Selecção e tradução por Júlio Marques Mota
O petróleo bruto e os malfeitores
O preço do barril de petróleo não se afundou por obra do Espírito-Santo
Jean-Luc Gréau, antigo conselheiro económico do MEDEF, organização representativa do patronato francês, um economista que muito respeito.
Le brut et les truands – Le prix du baril de pétrole ne s’est pas effondré par l’opération du Saint-Esprit
Causeur.fr, 5 de Fevereiro de 2015
Em volume, os recursos correntes disponíveis em petróleo ultrapassam as necessidades efectivas, os preços ajustam-se, é certo que de maneira precipitada mas de uma forma que não poderia ser mais lógica do que o que está a ser.
Como se a compreensão do mundo económico não fosse já bastante complicada como isso, eis que o preço do barril de petróleo deu cabo da estrutura de preços em vigor, passando de mais de 100 dólares na véspera do Verão para menos de 50 dólares no início do Inverno. E, como sempre, com um ar doutoral e satisfeito, os doutores Diafoirus encarregados dos comentários dão-nos “um exercício de clarividência retroactiva”. Era previsível, dizem-nos, dado que se trata de uma pura manifestação da lei da oferta e da procura. No caso actual, os recursos correntes de petróleo disponíveis excedem as necessidades efectivas, os preços ajustam-se, certamente de forma precipitada, mas de uma forma que não poderia ser mais lógica do que o que está a ser.
A teoria do Pico do petróleo perdeu a sua importância, a retoma não é o que deveria ser
Todas as grandes empresas do mundo, cujo futuro depende da disponibilidade de petróleo estão preocupadas com o pico do petróleo, deveriam ver inverter-se a curva do stock de petróleo explorável nas entranhas do globo. Volkswagen, Michelin, BASF, Boeing, as companhias aéreas e muitos outros seriam forçadas a uma revisão drástica de seu modelo económico se o petróleo entrasse na verdade na era da escassez.
Ora, até agora não de se deixou de continuar a descobrir novas jazidas de petróleo ou de gás: no Médio Oriente; na África (Angola, Moçambique, Argélia); na América do Sul, em que o Brasil, totalmente dependente de suas importações, há 15 anos atrás, hoje é auto-suficiente; na Austrália; no mar Cáspio; na Rússia, que aposta nas reservas potencialmente enormes do mar de Kara. Finalmente, nos Estados Unidos, que se sentem apoiados nos providenciais recursos de gás e de petróleo de xisto para se tornarem e independentes dos seus fornecedores no Golfo Pérsico e reconstruirem a sua produção química nas imediações das jazidas.
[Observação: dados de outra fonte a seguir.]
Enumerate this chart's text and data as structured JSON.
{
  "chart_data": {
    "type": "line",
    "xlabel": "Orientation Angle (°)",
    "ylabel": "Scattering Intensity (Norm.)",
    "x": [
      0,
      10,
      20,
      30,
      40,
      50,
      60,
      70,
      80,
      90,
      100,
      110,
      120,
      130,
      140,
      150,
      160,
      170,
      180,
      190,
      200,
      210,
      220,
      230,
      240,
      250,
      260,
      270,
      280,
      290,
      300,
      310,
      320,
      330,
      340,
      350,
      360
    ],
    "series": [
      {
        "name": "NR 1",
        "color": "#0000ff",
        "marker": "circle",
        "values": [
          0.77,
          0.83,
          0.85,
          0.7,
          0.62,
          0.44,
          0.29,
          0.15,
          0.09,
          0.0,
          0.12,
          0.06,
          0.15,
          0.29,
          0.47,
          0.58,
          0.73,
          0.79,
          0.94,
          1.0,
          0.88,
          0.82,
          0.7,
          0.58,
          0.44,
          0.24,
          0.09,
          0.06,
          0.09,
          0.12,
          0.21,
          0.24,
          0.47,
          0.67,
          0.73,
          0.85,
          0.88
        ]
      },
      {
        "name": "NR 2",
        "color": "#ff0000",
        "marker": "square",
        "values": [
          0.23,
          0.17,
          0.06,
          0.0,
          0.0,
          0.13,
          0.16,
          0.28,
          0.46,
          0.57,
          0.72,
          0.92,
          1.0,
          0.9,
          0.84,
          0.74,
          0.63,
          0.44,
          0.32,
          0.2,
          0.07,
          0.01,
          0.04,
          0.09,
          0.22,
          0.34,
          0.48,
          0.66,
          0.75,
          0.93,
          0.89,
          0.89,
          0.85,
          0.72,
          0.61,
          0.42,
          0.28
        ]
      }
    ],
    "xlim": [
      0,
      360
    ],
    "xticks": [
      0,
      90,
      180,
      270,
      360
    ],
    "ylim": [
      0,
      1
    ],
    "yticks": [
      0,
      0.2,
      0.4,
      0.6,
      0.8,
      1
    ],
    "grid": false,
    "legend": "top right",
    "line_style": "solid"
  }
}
No entanto, além disso e apesar dos gritos de alarme dos ambientalistas, a utilização do carvão para a produção de energia não tem descido. Pelo contrário. A China, a Índia, o Vietname, a África do Sul e a Austrália não abrandaram a sua produção; os Estados Unidos, que têm as maiores reservas do mundo, aumentaram a sua produção explorando a bacia de Wisconsin. Nem a Alemanha virtuosa hesita para reduzir o preço da sua electricidade em substituir o gás por uma maior utilização de carvão nas suas grandes centrais[1] mesmo com o risco de aumentar, sem nenhum problema de ordem moral, as suas emissões de CO2 com a cumplicidade notável do partido Os Verdes alemães.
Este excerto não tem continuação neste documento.